BrainScapes: The possible landscape of primate brain shapes.
Katja Heuer, Marian Kleineberg, Russell Dinnage, Chet C. Sherwood, William Donald, Hopkins, Ernst Schwartz, Georg Langs, Romain Valabregue, Mathieu D. Santin, Marc Herbin, & Roberto Toro
‪The shape of primate brains varies widely from small smooth to profusely folded large brains. Studying morphological diversity across phylogeny allows us to better understand how primate brains adapt, and in particular the evolutionary context of the human brain.‬
‪Recent advances in generative machine learning models have led to algorithms capable of learning shape embeddings and to generate realistic new instances. We explored an autoencoder deep neural network to generate shapes of primate brains including 34 different species.
Our network successfully learnt a landscape of changes in shape. Interestingly, species with brains of comparable volume were close in the learnt space, despite having been size-normalised for the training. This suggests that changes in volume are consistently concomitant with changes in shape, and this disregarding the species’ position in the phylogenetic tree.

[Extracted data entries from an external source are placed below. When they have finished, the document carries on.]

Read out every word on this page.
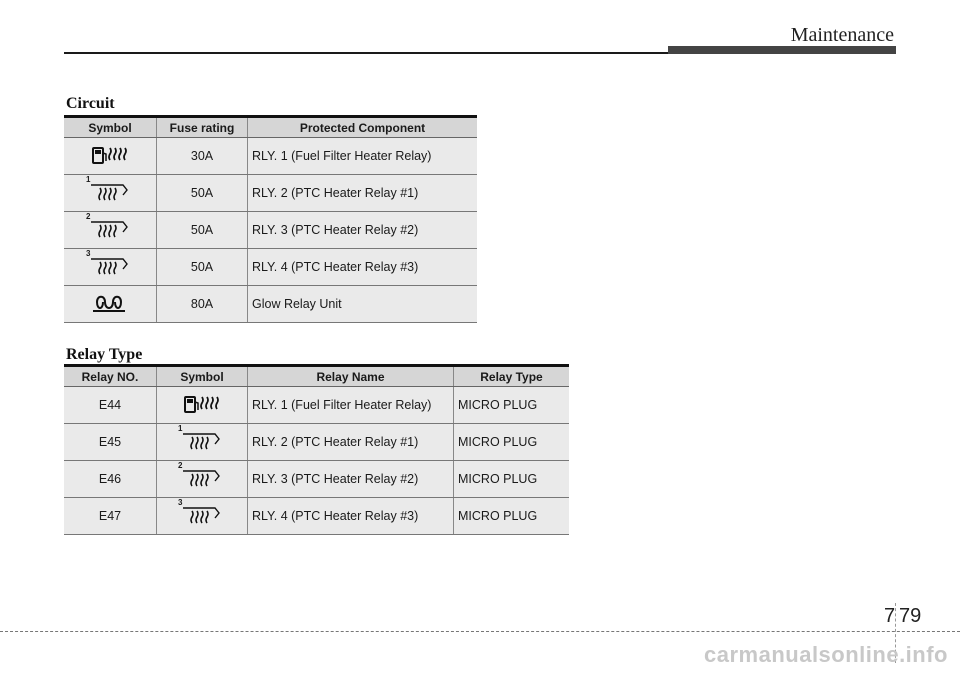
Maintenance
Circuit
Symbol	Fuse rating	Protected Component
	30A	RLY. 1 (Fuel Filter Heater Relay)

1	50A	RLY. 2 (PTC Heater Relay #1)

2	50A	RLY. 3 (PTC Heater Relay #2)

3	50A	RLY. 4 (PTC Heater Relay #3)
	80A	Glow Relay Unit
Relay Type
Relay NO.	Symbol	Relay Name	Relay Type
E44		RLY. 1 (Fuel Filter Heater Relay)	MICRO PLUG
E45	1	RLY. 2 (PTC Heater Relay #1)	MICRO PLUG
E46	2	RLY. 3 (PTC Heater Relay #2)	MICRO PLUG
E47	3	RLY. 4 (PTC Heater Relay #3)	MICRO PLUG
7 79
carmanualsonline.info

Our network is also able to generate new data. We generated possible brain shapes for all ancestral states of the primate phylogenetic tree, and evolutionary trajectories for each of our species back to the brain of the common ancestor.
In conclusion, we successfully trained a deep neural network to learn the space of morphological variation across primates, and to generate new data along the phylogenetic tree. We obtained evolutionary trajectories of extant primate brains all the way back to the common ancestor.